The Bedford Township Municipal Authority will also receive $9 million for a water and sewer extension project. Columbia County will gain $6 million for flood control and the Pennsylvania Fish and Boat Commission will receive nearly $10 million for four different dam renovation projects.

One year ago, the state released its Sustainable Infrastructure Task Force Report, which calculated unfunded water and sewer infrastructure needs throughout Pennsylvania at $36.5 billion over the next 20 years. Along with the H20 grant program, the Pennsylvania Infrastructure Investment Authority offers cities, towns, and local authorities low-interest loans for water infrastructure needs via bond financing.

"We're a little more than scratching the surface of the need — nonetheless, we're taking care of some of the most critical needs that we have right now with the $800 million," Dunkelberger said.

He added that many local public authorities will need to implement higher rates that help support their systems.

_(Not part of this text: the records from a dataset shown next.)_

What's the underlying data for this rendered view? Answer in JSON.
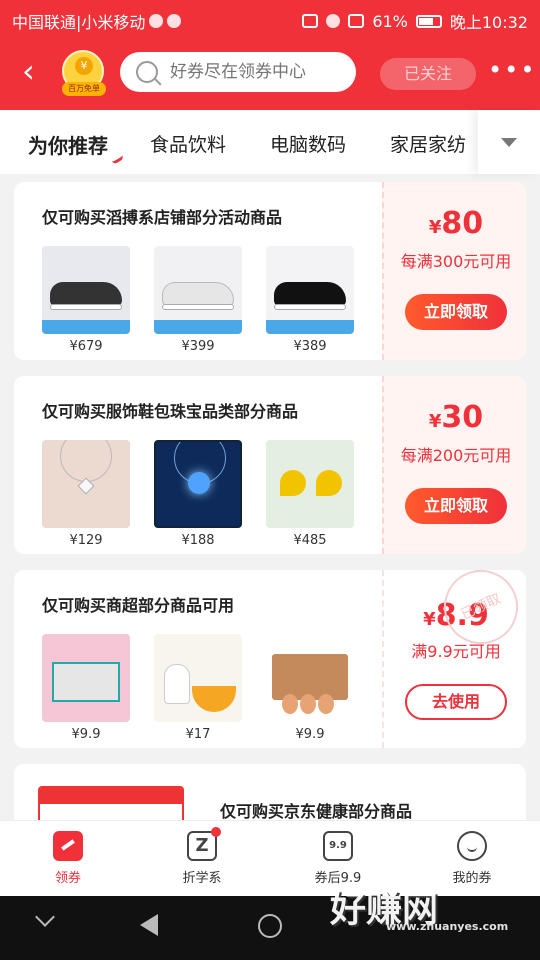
{
  "status_bar": {
    "carrier": "中国联通|小米移动",
    "battery": "61%",
    "time": "晚上10:32"
  },
  "header": {
    "mascot_badge": "百万免单",
    "search_placeholder": "好券尽在领券中心",
    "follow_label": "已关注"
  },
  "tabs": [
    "为你推荐",
    "食品饮料",
    "电脑数码",
    "家居家纺"
  ],
  "coupons": [
    {
      "title": "仅可购买滔搏系店铺部分活动商品",
      "products": [
        {
          "price": "¥679"
        },
        {
          "price": "¥399"
        },
        {
          "price": "¥389"
        }
      ],
      "currency": "¥",
      "amount": "80",
      "condition": "每满300元可用",
      "action": "立即领取"
    },
    {
      "title": "仅可购买服饰鞋包珠宝品类部分商品",
      "products": [
        {
          "price": "¥129"
        },
        {
          "price": "¥188"
        },
        {
          "price": "¥485"
        }
      ],
      "currency": "¥",
      "amount": "30",
      "condition": "每满200元可用",
      "action": "立即领取"
    },
    {
      "title": "仅可购买商超部分商品可用",
      "products": [
        {
          "price": "¥9.9"
        },
        {
          "price": "¥17"
        },
        {
          "price": "¥9.9"
        }
      ],
      "currency": "¥",
      "amount": "8.9",
      "condition": "满9.9元可用",
      "action": "去使用",
      "stamp": "已领取"
    },
    {
      "title": "仅可购买京东健康部分商品"
    }
  ],
  "bottom_nav": [
    {
      "label": "领券",
      "icon": "coupon-icon"
    },
    {
      "label": "折学系",
      "icon": "z-icon"
    },
    {
      "label": "券后9.9",
      "icon": "nine-nine-icon",
      "icon_text": "9.9"
    },
    {
      "label": "我的券",
      "icon": "smile-icon"
    }
  ],
  "watermark": {
    "text": "好赚网",
    "url": "www.zhuanyes.com"
  },
  "colors": {
    "brand_red": "#f0313a",
    "coupon_bg": "#fff4f2"
  }
}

"Folks are going to need to change the way they do things to maintain their systems," Dunkelberger said. "That's part of the long-term solutions."

The CFA sold $100 million of bonds on April 30 for alternative energy projects throughout the state.

The sale was split evenly between tax-exempt bonds — insured by Assured Guaranty — and uninsured taxable debt. BABs were not used. With the energy bonds, the DCED will also make payments to the CFA each year to cover debt service costs on the bonds.

Pricing on the tax-exempt Series 2009B bonds ranged from a 4.48% yield on a 4.25% coupon in 2024 to a 5.1% yield on a 5% coupon in 2031.

Dunkelberger anticipates another H20 bond issue by June 30, with the size of that deal depending upon cash-flow needs. The authority has approved projects totaling $550 million out of the $800 million funding capacity.